Elected government official doesn't own or have perpetual interest. All he can do is plunder as fast as he can in his unowned fiefdom before it passes on to the next guy. Fully private government would have incentive at least to preserve the value of the "Kingdom" if nothing else for his own children and because he sees the Kingdom as his own and destroying it for short term gain would be irrational.

But then you have the tragedy of the commons. As a central dictator, yes you want to preserve your government, and you act in ways that do this because you are the direct owner.

But in a democracy where you are one government official among many many other officials, one small corruption change that benefits yourself individually hardly effects the overall government. It is rational for you to do small damage to the overall government and gain a reward that benefits you disproportionally. It is the MOST logical action.

But then every government official acting rationally in aggregate causes the overall government to become extremely corrupt and that is the tragedy of the commons. Rational action in aggregate becomes irrational. Government needs to be separate from private business.
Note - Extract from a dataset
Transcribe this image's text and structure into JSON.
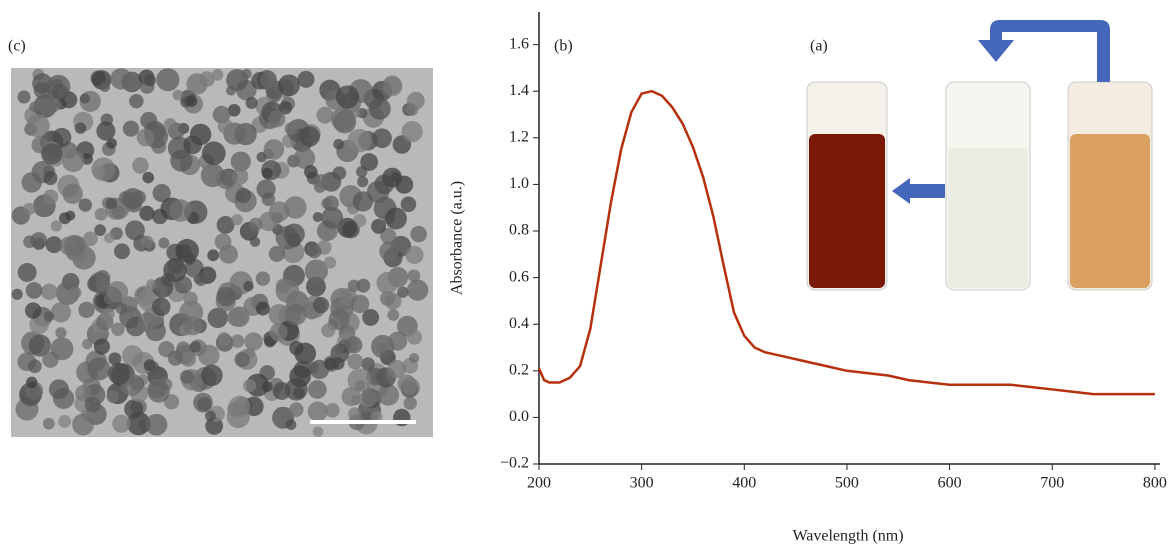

I guess it's because it's so culturally ingrained that it's hard to separate. The chase for money and business is entirely cultural. Money is paper and it's all fantasy stuff and the reason why we value it is solely because of culture. Government ideally needs to be seperate from this culture and have a more militaristic based honor structure where the incentive is to guard the citizenry. Government needs it's own cultural values. Easier said than done, practically every government official IS a private citizen and they all face the same misaligned incentives.

> politicians and cops are private citizens

You may be confusing the civilian/military distinction with private citizens versus public officials. (A delineation American cops fuck with.)

They're actually public figures and have different standards since they're being paid by the public to represent their interests.

> You cant understand why the people with a monopoly on violence and force have higher scrutiny? -- @retr0rocket

Replying here to this seemingly flagged/dead comment (not sure why it was flagged - a very reasonable question).

I fully support higher scrutiny of public officials & cops, but this frankly isn't that. First & foremost, the problems you're describing are systemic, not individual. Monitoring a cop's phone isn't going to reduce police violence if the system isn't accountable - this is essentially the "bad apple" argument. The entire system needs drastic reform: backdoors won't solve any real problems here.

Secondly, independently of the levels of reform needed, at an individual level we're talking workplace conduct, reporting, protocols & transparency -vs- dystopian privacy invasion. There's a very broad spectrum here long before we reach the need for extremes.

Lastly, you need to look at the systems doing the monitoring of politicians' & cops' phones in this hypothetical scenario: if those systems contain the same systemic corruptions (which they inevitably do), the entire argument for oversight is moot.

You cant understand why the people with a monopoly on violence and force have higher scrutiny?